Referent:innen und Programm*

*noch vorläufig, Änderungen vorbehalten

Podiumsdiskussion am Freitag

Dr. Tobias de Raet ist Partner der Berliner Rechtsanwaltskanzlei lindenpartners im Bereich Gesellschafts- und Kapitalmarktrecht. Er berät (börsennotierte) Unternehmen und Start-ups in den Bereichen Aktienrecht, Organhaftung, Venture Capital sowie Cross-Border M&A. Neben seiner Tätigkeit als Anwalt ist Tobias de Raet Mitbegründer der Initiative "Stay on Board", die sich für eine Ergänzung es Aktiengesetzes einsetzt, dass ein Pausieren des Mandats für Vorstandsmitglieder:innen möglich macht. Bisher müssen diese ihr Amt niederlegen, wenn sie wegen Familiengründung, langer Krankheit oder eines Pflegefalls in der Familie vorübergehend ihr Amt nicht wahrnehmen können und verbundene Haftungsrisiken vermeiden möchten. Die Initiative Stay on Board wirbt daher für eine konkrete Anpassung der aktuellen Gesetzeslage.

Dr. Dana-Sophia Valentiner ist Vertretungsprofessorin an der Justus-Liebig-Universität in Gießen.

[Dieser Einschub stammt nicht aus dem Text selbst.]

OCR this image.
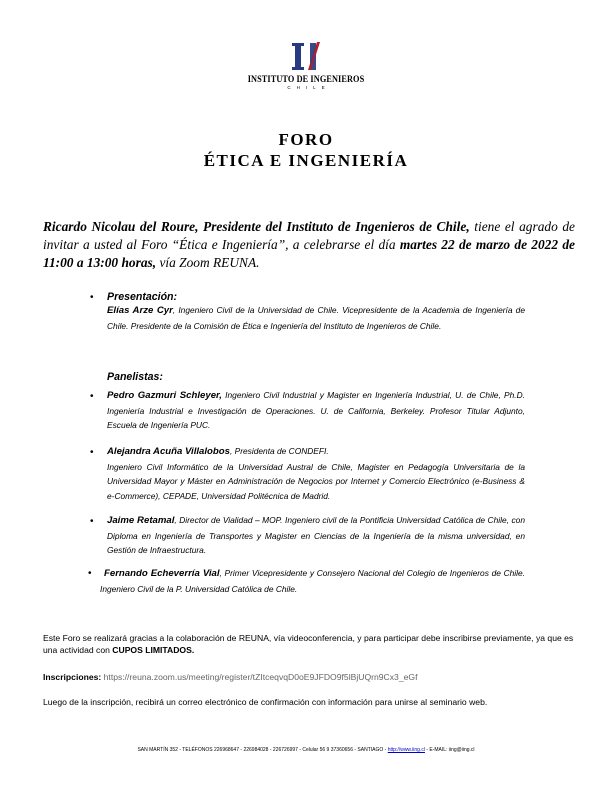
INSTITUTO DE INGENIEROS
CHILE
FORO
ÉTICA E INGENIERÍA
Ricardo Nicolau del Roure, Presidente del Instituto de Ingenieros de Chile, tiene el agrado de invitar a usted al Foro “Ética e Ingeniería”, a celebrarse el día martes 22 de marzo de 2022 de 11:00 a 13:00 horas, vía Zoom REUNA.
• Presentación:
Elías Arze Cyr, Ingeniero Civil de la Universidad de Chile. Vicepresidente de la Academia de Ingeniería de Chile. Presidente de la Comisión de Ética e Ingeniería del Instituto de Ingenieros de Chile.
Panelistas:
• Pedro Gazmuri Schleyer, Ingeniero Civil Industrial y Magister en Ingeniería Industrial, U. de Chile, Ph.D. Ingeniería Industrial e Investigación de Operaciones. U. de California, Berkeley. Profesor Titular Adjunto, Escuela de Ingeniería PUC.
• Alejandra Acuña Villalobos, Presidenta de CONDEFI.
Ingeniero Civil Informático de la Universidad Austral de Chile, Magister en Pedagogía Universitaria de la Universidad Mayor y Máster en Administración de Negocios por Internet y Comercio Electrónico (e-Business & e-Commerce), CEPADE, Universidad Politécnica de Madrid.
• Jaime Retamal, Director de Vialidad – MOP. Ingeniero civil de la Pontificia Universidad Católica de Chile, con Diploma en Ingeniería de Transportes y Magister en Ciencias de la Ingeniería de la misma universidad, en Gestión de Infraestructura.
•	Fernando Echeverría Vial, Primer Vicepresidente y Consejero Nacional del Colegio de Ingenieros de Chile. Ingeniero Civil de la P. Universidad Católica de Chile.
Este Foro se realizará gracias a la colaboración de REUNA, vía videoconferencia, y para participar debe inscribirse previamente, ya que es una actividad con CUPOS LIMITADOS.
Inscripciones: https://reuna.zoom.us/meeting/register/tZItceqvqD0oE9JFDO9f5lBjUQrn9Cx3_eGf
Luego de la inscripción, recibirá un correo electrónico de confirmación con información para unirse al seminario web.
SAN MARTÍN 352 - TELÉFONOS 226968647 - 226984028 - 226726997 - Celular 56 9 37360656 - SANTIAGO - http://www.iing.cl - E-MAIL: iing@iing.cl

Sie forscht u.a. zum Verfassungs- und Gleichstellungsrecht. Im Deutschen Juristinnenbund (djb) setzt sie sich für die politische und wirtschaftliche Teilhabe von Frauen sowie die Verbesserung der juristischen Ausbildung ein. In ihrem Podcast „Justitias Töchter“ diskutiert sie gemeinsam mit Selma Gather regelmäßig Themen feministischer Rechtspolitik.

Eva-Maria Räckers ist als geschäftsführende Gesellschafterin seit 2011 im familiengeführten Unternehmen XBond GmbH & Co. operativ und strategisch tätig. Die Firma XBond GmbH & Co. KG ist als Hersteller für Wechselsysteme (Stahlwechselkoffer), Zulieferer und Technologiepartner für die Automotive und Nutzfahrzeugindustrie seit 40 Jahren etabliert.
Ihre Schwerpunktthemen sind dabei die Bereiche Personalentwicklung, Marketing und Digitalisierungsprozesse. Die Vernetzung von Emotionen in Beziehungen, das Erkennen und Heben von Potentialen, sowie die Leidenschaft der Menschen und Produkte innerhalb und außerhalb des mittelständischen Unternehmens XBond GmbH & Co. KG zu kommunizieren ist ihre ganz persönliche Leidenschaft.
Eva-Maria Räckers ist im Münsterland geboren und mit zwei älteren Geschwistern aufgewachsen und hat in Köln Medienwirtschaft mit den Schwerpunkten Marketing und Wirtschaftspsychologie studiert. Die Mutter von zwei Teenagern ist zudem als freiberufliche Künstlerin und Kolumnistin in einer regionalen Wirtschaftszeitung aktiv.

Workshops am Samstag

Mental Load

Frauen tragen auch in gut ausgebildeten und nach eigener Einschätzung gleichberechtigten Haushalten noch heute den Großteil der Care-Arbeit und damit des Mental Loads (= Organisation & Steuerung des Familienlebens). Sie leisten damit zusätzlich zu ihrem bezahlten Job viele Stunden unbezahlter und zum großen Teil „unsichtbarer“ Arbeit. Oft stecken sie aufgrund dieser Doppelbelastung im Job zurück, verlieren Einkommen und Aufstiegschancen.

Aber das Phänomen des Mental Loads, der überwiegend bei Frauen liegt, kommt nicht nur im Privaten vor. Auch im ehrenamtlichen, freundschaftlichen oder beruflichen Kontext sind es oft Frauen, die sich um Geburtstagskarten oder die Organisation von Treffen kümmern.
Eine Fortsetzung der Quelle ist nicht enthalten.